Der Druck auf die großen Pillenhersteller ist enorm: Von 2007 bis 2012 dürften Pharmakonzerne laut Analystenschätzung weltweit durch auslaufende Patente 76 Milliarden Dollar an Umsatz an die Hersteller billiger Nachahmerprodukte verlieren – eine Lücke, die Biotechunternehmen mit neuen Produkten schließen könnten. Entweder aus eigener Kraft oder unter Regie eines neuen Besitzers.

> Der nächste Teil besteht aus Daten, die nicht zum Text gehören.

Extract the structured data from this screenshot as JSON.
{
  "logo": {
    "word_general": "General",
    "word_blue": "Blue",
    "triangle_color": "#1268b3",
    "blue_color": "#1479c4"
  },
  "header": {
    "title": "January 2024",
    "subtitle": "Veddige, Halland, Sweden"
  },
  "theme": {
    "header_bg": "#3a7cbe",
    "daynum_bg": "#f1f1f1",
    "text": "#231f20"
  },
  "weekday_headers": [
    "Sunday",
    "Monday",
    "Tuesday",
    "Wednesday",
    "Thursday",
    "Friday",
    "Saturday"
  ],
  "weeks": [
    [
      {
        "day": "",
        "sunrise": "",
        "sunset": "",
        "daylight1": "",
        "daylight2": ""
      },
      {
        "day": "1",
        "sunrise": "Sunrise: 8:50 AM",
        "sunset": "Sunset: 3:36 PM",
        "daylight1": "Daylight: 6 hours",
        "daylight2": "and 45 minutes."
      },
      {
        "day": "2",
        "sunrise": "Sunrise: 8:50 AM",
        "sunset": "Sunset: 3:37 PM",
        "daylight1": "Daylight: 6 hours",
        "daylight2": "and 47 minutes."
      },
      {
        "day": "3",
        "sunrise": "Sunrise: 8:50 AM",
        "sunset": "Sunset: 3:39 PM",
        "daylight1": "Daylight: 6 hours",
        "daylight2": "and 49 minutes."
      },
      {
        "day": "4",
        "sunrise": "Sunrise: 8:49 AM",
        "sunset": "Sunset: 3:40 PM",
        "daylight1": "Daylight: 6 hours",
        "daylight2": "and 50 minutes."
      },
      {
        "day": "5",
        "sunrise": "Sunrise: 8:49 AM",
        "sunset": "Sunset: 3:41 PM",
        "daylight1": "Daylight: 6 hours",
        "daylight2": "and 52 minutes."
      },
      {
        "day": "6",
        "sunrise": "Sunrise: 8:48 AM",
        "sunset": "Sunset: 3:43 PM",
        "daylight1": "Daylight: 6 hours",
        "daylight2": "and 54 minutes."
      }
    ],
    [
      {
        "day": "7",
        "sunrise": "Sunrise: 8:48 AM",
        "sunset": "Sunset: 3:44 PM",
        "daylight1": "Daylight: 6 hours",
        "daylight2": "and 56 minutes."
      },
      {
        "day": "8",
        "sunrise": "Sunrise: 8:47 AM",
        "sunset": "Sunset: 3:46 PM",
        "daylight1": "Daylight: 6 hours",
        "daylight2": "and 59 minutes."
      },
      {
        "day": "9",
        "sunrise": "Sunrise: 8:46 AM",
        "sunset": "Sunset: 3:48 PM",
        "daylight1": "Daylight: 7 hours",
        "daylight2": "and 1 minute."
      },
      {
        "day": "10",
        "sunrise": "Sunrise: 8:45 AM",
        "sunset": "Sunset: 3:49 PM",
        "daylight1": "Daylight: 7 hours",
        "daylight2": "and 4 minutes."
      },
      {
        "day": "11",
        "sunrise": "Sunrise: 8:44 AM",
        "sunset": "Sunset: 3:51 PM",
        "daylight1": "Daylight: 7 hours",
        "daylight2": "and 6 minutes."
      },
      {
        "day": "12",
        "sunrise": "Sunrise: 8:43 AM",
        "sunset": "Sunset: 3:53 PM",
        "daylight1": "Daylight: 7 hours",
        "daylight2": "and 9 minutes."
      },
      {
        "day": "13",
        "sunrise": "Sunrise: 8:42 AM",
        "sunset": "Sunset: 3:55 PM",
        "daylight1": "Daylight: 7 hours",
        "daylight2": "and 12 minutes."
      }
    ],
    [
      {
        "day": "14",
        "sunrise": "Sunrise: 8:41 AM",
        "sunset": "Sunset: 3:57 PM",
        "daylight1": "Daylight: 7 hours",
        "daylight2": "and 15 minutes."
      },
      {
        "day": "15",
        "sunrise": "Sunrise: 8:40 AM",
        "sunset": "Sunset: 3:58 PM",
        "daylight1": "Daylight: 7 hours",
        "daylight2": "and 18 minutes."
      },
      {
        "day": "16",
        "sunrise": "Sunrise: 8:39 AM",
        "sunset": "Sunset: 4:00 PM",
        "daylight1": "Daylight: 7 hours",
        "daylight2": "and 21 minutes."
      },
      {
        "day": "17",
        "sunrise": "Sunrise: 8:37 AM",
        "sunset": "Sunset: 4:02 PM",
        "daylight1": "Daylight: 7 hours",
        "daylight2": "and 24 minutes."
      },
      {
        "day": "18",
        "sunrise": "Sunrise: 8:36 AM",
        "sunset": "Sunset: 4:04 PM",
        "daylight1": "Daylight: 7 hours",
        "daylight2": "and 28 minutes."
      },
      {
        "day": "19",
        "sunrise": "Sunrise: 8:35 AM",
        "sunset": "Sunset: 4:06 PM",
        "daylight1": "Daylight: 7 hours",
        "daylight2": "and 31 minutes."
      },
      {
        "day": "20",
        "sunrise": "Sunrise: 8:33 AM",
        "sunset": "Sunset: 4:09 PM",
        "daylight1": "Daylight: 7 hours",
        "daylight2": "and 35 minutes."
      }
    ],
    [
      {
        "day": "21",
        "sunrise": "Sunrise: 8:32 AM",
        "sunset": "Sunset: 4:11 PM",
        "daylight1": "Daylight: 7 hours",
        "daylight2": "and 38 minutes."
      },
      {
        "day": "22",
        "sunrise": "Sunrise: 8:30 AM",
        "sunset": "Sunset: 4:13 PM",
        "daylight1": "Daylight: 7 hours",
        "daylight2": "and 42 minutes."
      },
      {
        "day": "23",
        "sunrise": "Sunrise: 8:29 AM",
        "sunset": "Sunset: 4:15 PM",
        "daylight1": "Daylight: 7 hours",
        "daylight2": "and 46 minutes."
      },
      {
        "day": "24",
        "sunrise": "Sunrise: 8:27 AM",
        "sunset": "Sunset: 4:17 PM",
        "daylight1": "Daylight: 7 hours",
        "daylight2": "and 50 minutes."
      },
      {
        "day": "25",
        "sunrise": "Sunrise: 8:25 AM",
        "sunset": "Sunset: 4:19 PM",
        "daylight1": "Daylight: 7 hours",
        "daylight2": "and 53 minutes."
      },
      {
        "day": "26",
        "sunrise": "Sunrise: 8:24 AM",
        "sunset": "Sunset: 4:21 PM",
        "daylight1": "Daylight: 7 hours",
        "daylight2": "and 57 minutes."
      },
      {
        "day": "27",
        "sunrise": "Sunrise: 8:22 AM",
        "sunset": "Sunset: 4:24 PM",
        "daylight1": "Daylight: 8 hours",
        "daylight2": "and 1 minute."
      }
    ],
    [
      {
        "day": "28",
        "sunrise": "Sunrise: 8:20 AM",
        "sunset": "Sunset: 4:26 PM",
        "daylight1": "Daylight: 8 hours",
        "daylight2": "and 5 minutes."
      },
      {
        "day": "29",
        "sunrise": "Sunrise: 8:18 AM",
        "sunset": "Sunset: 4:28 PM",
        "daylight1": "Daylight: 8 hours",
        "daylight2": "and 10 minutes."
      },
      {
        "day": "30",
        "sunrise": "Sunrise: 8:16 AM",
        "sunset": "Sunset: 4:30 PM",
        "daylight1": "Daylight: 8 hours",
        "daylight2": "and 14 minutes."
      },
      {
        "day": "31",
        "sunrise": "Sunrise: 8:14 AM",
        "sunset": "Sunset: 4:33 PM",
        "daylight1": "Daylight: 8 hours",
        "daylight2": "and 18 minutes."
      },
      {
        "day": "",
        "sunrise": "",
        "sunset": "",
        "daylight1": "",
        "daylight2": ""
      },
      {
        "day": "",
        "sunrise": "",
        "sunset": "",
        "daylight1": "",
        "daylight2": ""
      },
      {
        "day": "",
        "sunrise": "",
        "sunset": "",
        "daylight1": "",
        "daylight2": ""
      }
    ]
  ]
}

„Alle Pharmafirmen, die heute an der Spitze stehen, haben in den letzten Jahren sehr intelligent Biotechfirmen akquiriert“, resümiert Branchenkenner Maier. „Das wird auch in Zukunft so sein: Wer clever zukauft, wird sich im Pharmabereich durchsetzen.“ Auch Amylin wird immer wieder als Übernahmekandidat gehandelt. Bis zu sieben mögliche Interessenten wollen Analysten ausgemacht haben. Allerdings gilt die enge Bindung an Eli Lilly als Hindernis. Bliebe die Alternative, dass Icahn und seine Verbündeten renditesteigernde Veränderungen im Unternehmen durchsetzen und so den Aktienkurs nach einem Minus von 60 Prozent in den vergangenen zwölf Monaten hebeln. Der Amylin-Vorstand hat bereits angekündigt, die Vertriebskosten um 35 Prozent zu drücken. Damit allerdings wird sich der Krawallmacher nicht zufriedengeben.